Friday, May 6, 2016

From Slobbering to Wobbling to Baby Steps.

He slobbered all over what was going to be our holiday dinner table. Gross!!!!

But as gross as it was, how could you NOT cheer for little Kayden? He was learning to use his arms and legs as he wobbled across the table. The whole family sat and watched him struggle to make progress, his mother urging him to come to her. He kept trying.

It was obvious to all of us that soon he would be crawling. Once he could crawl, he could take baby steps and then nothing would hold him back!

Holding little Kayden on Thanksgiving Day, 2015.
Kayden is my great, great nephew and I think he is the most loved little boy on this planet. 

I am 50 years older than him, but I relate to his struggles. I've been slobbering and drooling over my dreams and wobbling 'across the table' in front of my family for years. They have clapped and cheered for me, thank God!   

I drooled over the possibility of doing my first recording.

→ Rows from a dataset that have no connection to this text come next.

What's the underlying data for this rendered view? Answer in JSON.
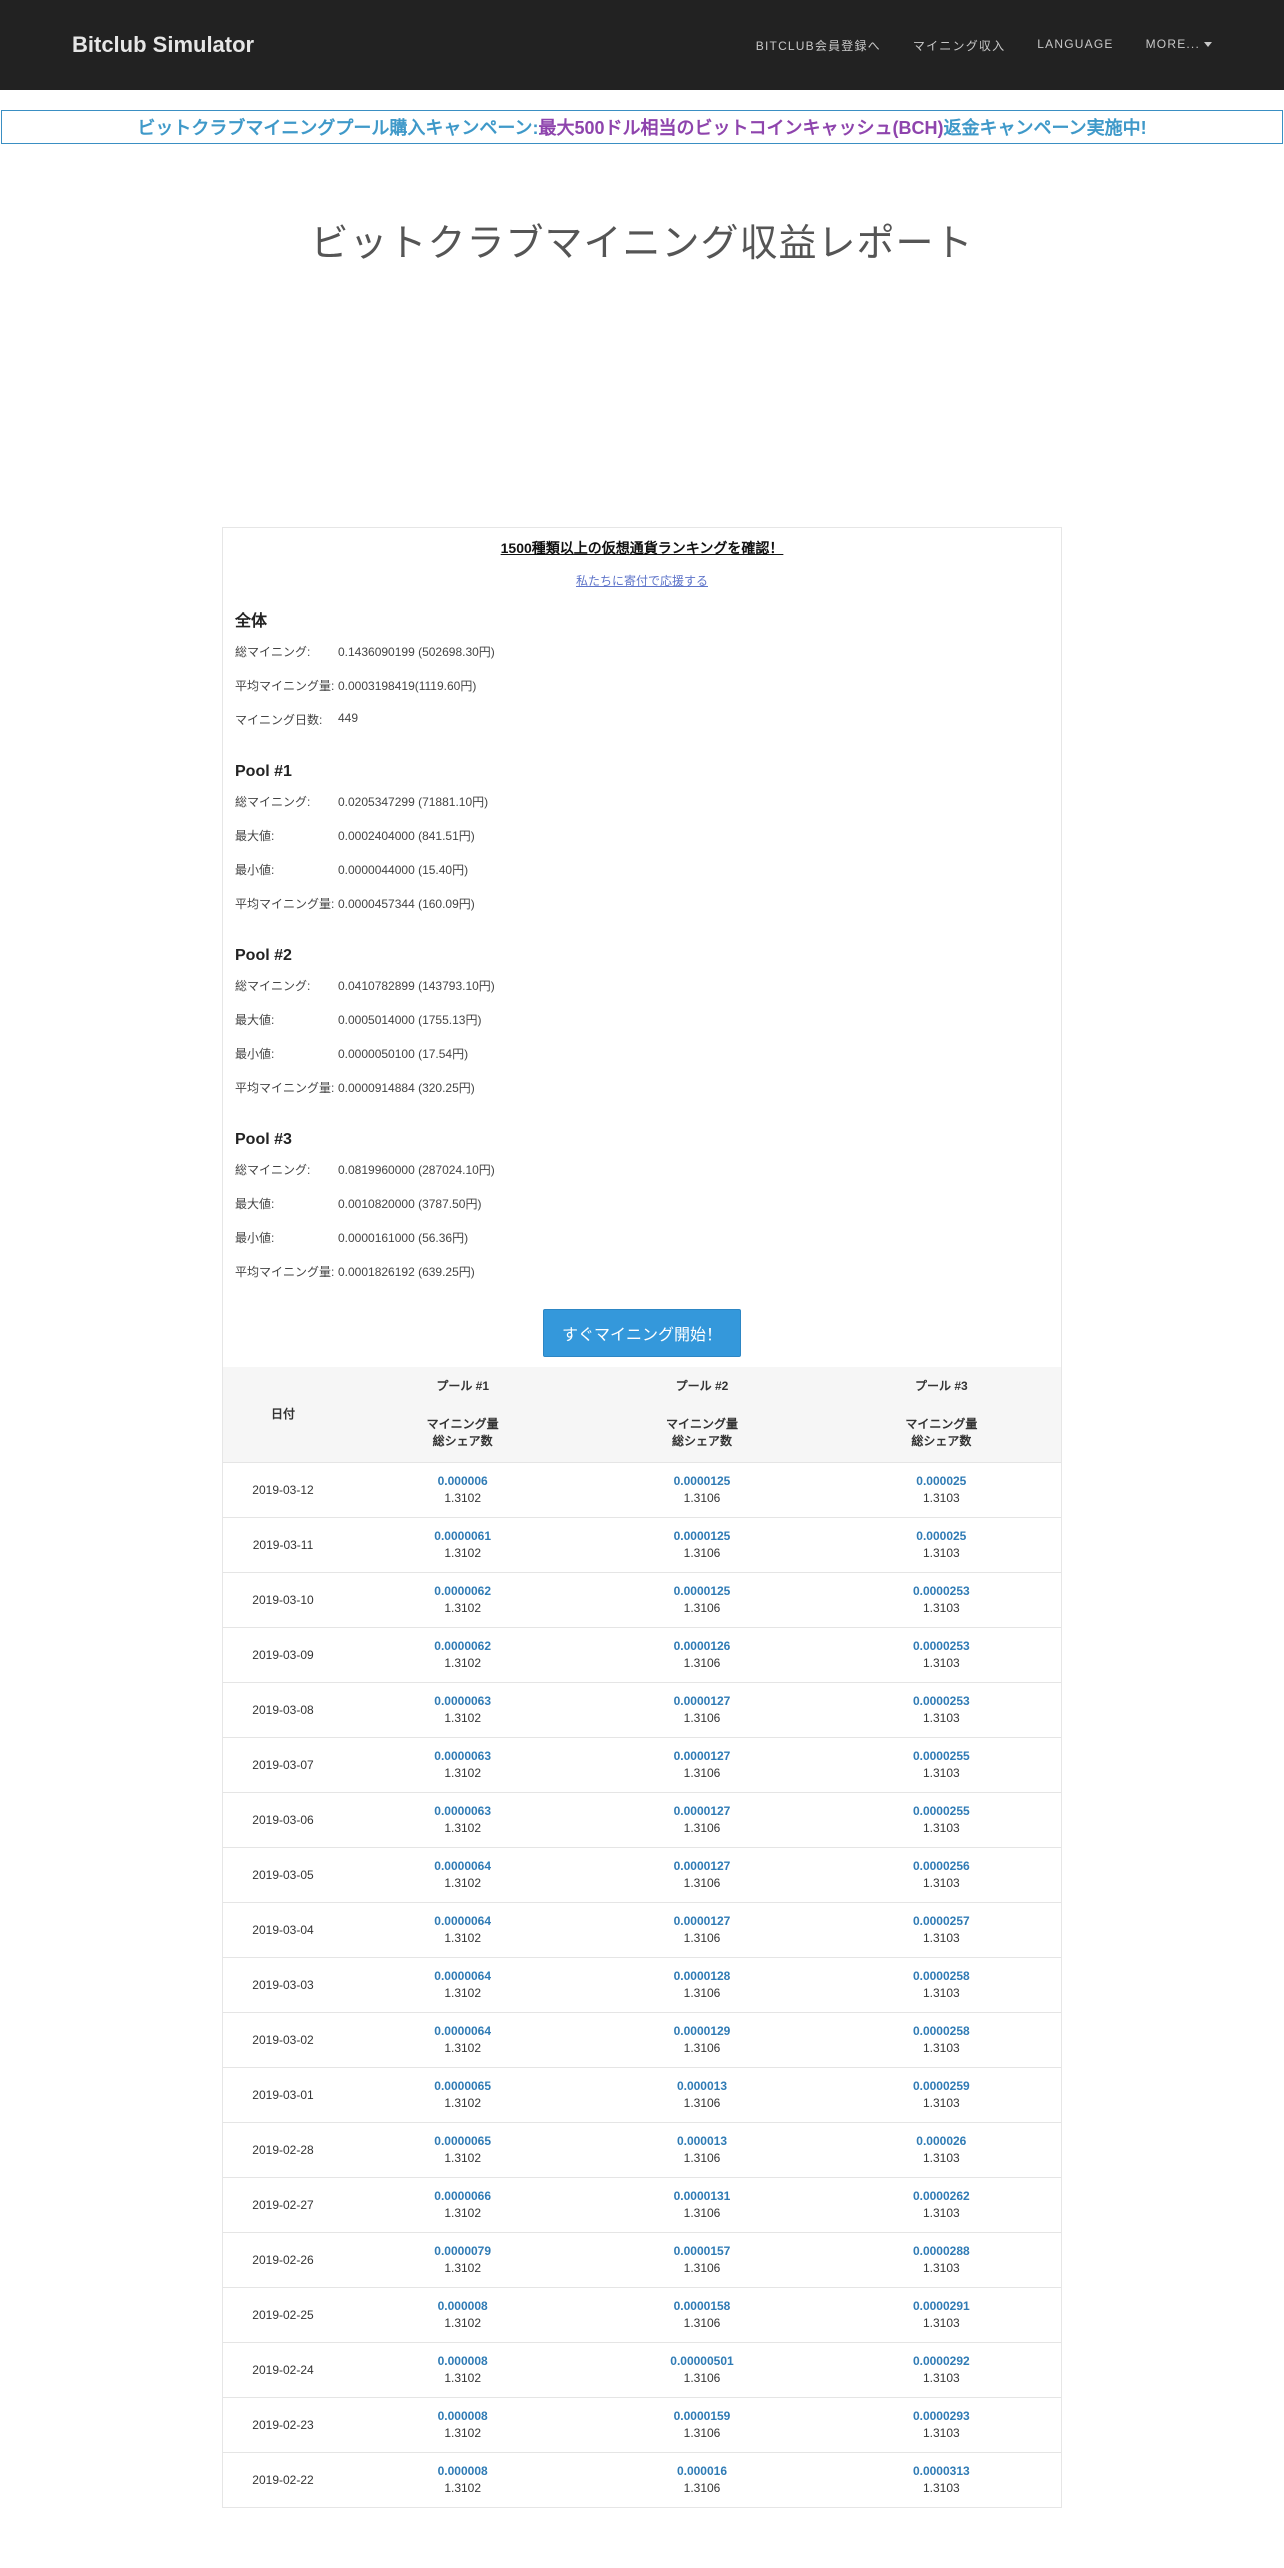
{
  "navbar": {
    "brand": "Bitclub Simulator",
    "links": [
      "BITCLUB会員登録へ",
      "マイニング収入",
      "LANGUAGE",
      "MORE..."
    ]
  },
  "banner": {
    "part1": "ビットクラブマイニングプール購入キャンペーン:",
    "part2": "最大500ドル相当のビットコインキャッシュ(BCH)",
    "part3": "返金キャンペーン実施中!"
  },
  "page_title": "ビットクラブマイニング収益レポート",
  "ranking_link": "1500種類以上の仮想通貨ランキングを確認！",
  "donate_link": "私たちに寄付で応援する",
  "summary": {
    "title": "全体",
    "rows": [
      {
        "label": "総マイニング:",
        "value": "0.1436090199 (502698.30円)"
      },
      {
        "label": "平均マイニング量:",
        "value": "0.0003198419(1119.60円)"
      },
      {
        "label": "マイニング日数:",
        "value": "449"
      }
    ]
  },
  "pools": [
    {
      "title": "Pool #1",
      "rows": [
        {
          "label": "総マイニング:",
          "value": "0.0205347299 (71881.10円)"
        },
        {
          "label": "最大値:",
          "value": "0.0002404000 (841.51円)"
        },
        {
          "label": "最小値:",
          "value": "0.0000044000 (15.40円)"
        },
        {
          "label": "平均マイニング量:",
          "value": "0.0000457344 (160.09円)"
        }
      ]
    },
    {
      "title": "Pool #2",
      "rows": [
        {
          "label": "総マイニング:",
          "value": "0.0410782899 (143793.10円)"
        },
        {
          "label": "最大値:",
          "value": "0.0005014000 (1755.13円)"
        },
        {
          "label": "最小値:",
          "value": "0.0000050100 (17.54円)"
        },
        {
          "label": "平均マイニング量:",
          "value": "0.0000914884 (320.25円)"
        }
      ]
    },
    {
      "title": "Pool #3",
      "rows": [
        {
          "label": "総マイニング:",
          "value": "0.0819960000 (287024.10円)"
        },
        {
          "label": "最大値:",
          "value": "0.0010820000 (3787.50円)"
        },
        {
          "label": "最小値:",
          "value": "0.0000161000 (56.36円)"
        },
        {
          "label": "平均マイニング量:",
          "value": "0.0001826192 (639.25円)"
        }
      ]
    }
  ],
  "start_button": "すぐマイニング開始！",
  "table": {
    "date_header": "日付",
    "pool_headers": [
      "プール #1",
      "プール #2",
      "プール #3"
    ],
    "sub_header_amount": "マイニング量",
    "sub_header_shares": "総シェア数",
    "rows": [
      {
        "date": "2019-03-12",
        "p1": "0.000006",
        "s1": "1.3102",
        "p2": "0.0000125",
        "s2": "1.3106",
        "p3": "0.000025",
        "s3": "1.3103"
      },
      {
        "date": "2019-03-11",
        "p1": "0.0000061",
        "s1": "1.3102",
        "p2": "0.0000125",
        "s2": "1.3106",
        "p3": "0.000025",
        "s3": "1.3103"
      },
      {
        "date": "2019-03-10",
        "p1": "0.0000062",
        "s1": "1.3102",
        "p2": "0.0000125",
        "s2": "1.3106",
        "p3": "0.0000253",
        "s3": "1.3103"
      },
      {
        "date": "2019-03-09",
        "p1": "0.0000062",
        "s1": "1.3102",
        "p2": "0.0000126",
        "s2": "1.3106",
        "p3": "0.0000253",
        "s3": "1.3103"
      },
      {
        "date": "2019-03-08",
        "p1": "0.0000063",
        "s1": "1.3102",
        "p2": "0.0000127",
        "s2": "1.3106",
        "p3": "0.0000253",
        "s3": "1.3103"
      },
      {
        "date": "2019-03-07",
        "p1": "0.0000063",
        "s1": "1.3102",
        "p2": "0.0000127",
        "s2": "1.3106",
        "p3": "0.0000255",
        "s3": "1.3103"
      },
      {
        "date": "2019-03-06",
        "p1": "0.0000063",
        "s1": "1.3102",
        "p2": "0.0000127",
        "s2": "1.3106",
        "p3": "0.0000255",
        "s3": "1.3103"
      },
      {
        "date": "2019-03-05",
        "p1": "0.0000064",
        "s1": "1.3102",
        "p2": "0.0000127",
        "s2": "1.3106",
        "p3": "0.0000256",
        "s3": "1.3103"
      },
      {
        "date": "2019-03-04",
        "p1": "0.0000064",
        "s1": "1.3102",
        "p2": "0.0000127",
        "s2": "1.3106",
        "p3": "0.0000257",
        "s3": "1.3103"
      },
      {
        "date": "2019-03-03",
        "p1": "0.0000064",
        "s1": "1.3102",
        "p2": "0.0000128",
        "s2": "1.3106",
        "p3": "0.0000258",
        "s3": "1.3103"
      },
      {
        "date": "2019-03-02",
        "p1": "0.0000064",
        "s1": "1.3102",
        "p2": "0.0000129",
        "s2": "1.3106",
        "p3": "0.0000258",
        "s3": "1.3103"
      },
      {
        "date": "2019-03-01",
        "p1": "0.0000065",
        "s1": "1.3102",
        "p2": "0.000013",
        "s2": "1.3106",
        "p3": "0.0000259",
        "s3": "1.3103"
      },
      {
        "date": "2019-02-28",
        "p1": "0.0000065",
        "s1": "1.3102",
        "p2": "0.000013",
        "s2": "1.3106",
        "p3": "0.000026",
        "s3": "1.3103"
      },
      {
        "date": "2019-02-27",
        "p1": "0.0000066",
        "s1": "1.3102",
        "p2": "0.0000131",
        "s2": "1.3106",
        "p3": "0.0000262",
        "s3": "1.3103"
      },
      {
        "date": "2019-02-26",
        "p1": "0.0000079",
        "s1": "1.3102",
        "p2": "0.0000157",
        "s2": "1.3106",
        "p3": "0.0000288",
        "s3": "1.3103"
      },
      {
        "date": "2019-02-25",
        "p1": "0.000008",
        "s1": "1.3102",
        "p2": "0.0000158",
        "s2": "1.3106",
        "p3": "0.0000291",
        "s3": "1.3103"
      },
      {
        "date": "2019-02-24",
        "p1": "0.000008",
        "s1": "1.3102",
        "p2": "0.00000501",
        "s2": "1.3106",
        "p3": "0.0000292",
        "s3": "1.3103"
      },
      {
        "date": "2019-02-23",
        "p1": "0.000008",
        "s1": "1.3102",
        "p2": "0.0000159",
        "s2": "1.3106",
        "p3": "0.0000293",
        "s3": "1.3103"
      },
      {
        "date": "2019-02-22",
        "p1": "0.000008",
        "s1": "1.3102",
        "p2": "0.000016",
        "s2": "1.3106",
        "p3": "0.0000313",
        "s3": "1.3103"
      }
    ]
  }
}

Recording my first CD project, "Under The Big Blue Sky".
After I wobbled to the studio I struggled to accept the sound of my voice playing back to me from the recording equipment. (It takes a long time to get used to hearing yourself in a studio.)

Learning the whole process of recording with David Levy at Legacy Lab.
I crawled on to the stage after my first CD was finished and presented it to the world.

My first CD release concert: "Under The Big Blue Sky".
Please clap and cheer for me, I thought. Some day, I want to be able to stand on my own two feet and walk.

Fortunately, they clapped and cheered. And I kept crawling toward my dream.

I drooled over the idea of doing a Portraits of White concert with an orchestra and grand piano and I crawled ever so clumsily toward the conductor asking him to help me. I crawled all the way through the first year of planning, discovering what it really takes to do what I had just slobbered over.

I learned that it's easier to just sit and drool.

I crawled on to the stage a little more confidently than the early years and wouldn't you know, people still clapped and cheered as I crawled 'across the table' again.

Portraits of White 2014.
After the first Portraits of White concert, I finally took my first big baby step. Something shifted inside of me and I became even more focused on slobbering over my dreams. Time to suck it up and start walking, I said to myself.

"The journey of a thousand miles begins with one step." Lao Tzu


I started drooling over another dream a couple of years ago and it went like this:

  • Michael Hyatt's "This Is Your Life" podcast promoted the SCORRE Conference with Ken Davis and I drooled over going to it.
  • A link to another podcast appeared in my 'in box' one day and I began listening to the Dynamic Communicators Podcast with Ken Davis and I started drooling even more over the SCORRE Conference.
  • This week I stopped slobbering and attended the conference. 
  • I wobbled up to the podium and gave my first speech in front of my coach (and 7 others) and fell flat on my face. I went to my room defeated, but determined.
  • I stuck with it all week and had to speak 2 more times. (I thought I would die.) But they all clapped and cheered as I continued to wobble 'across the table' in front of everyone. I took my second baby step and everyone cheered some more. Fortunately, I was not alone in the nursery room.
  • The icing on the cake? Meeting Ken Davis himself and learning from him all week after hours of listening to him on the podcast and drooling over attending some day.
Meeting Ken Davis, after winning a whole pack of his resources by tweeting!
(Maybe there really is something to twitter after all.)

If you are ever going to pursue your dreams, you must realize it's a lifelong process and from my experience, it starts with 3 questions:

1.) What makes you drool?

2.) What makes you so determined that you're willing to look like a fool, wobbling after it?

3.) When you start to get a taste of your dream, can you be content with baby steps?

One day you'll wake up and realize you are well on your way to your dream. So don't be afraid to slobber, wobble and take baby steps!

Look at little Kayden go now!!!
(Thanks Derek and Brittany Albert for letting me use pictures of Kayden.)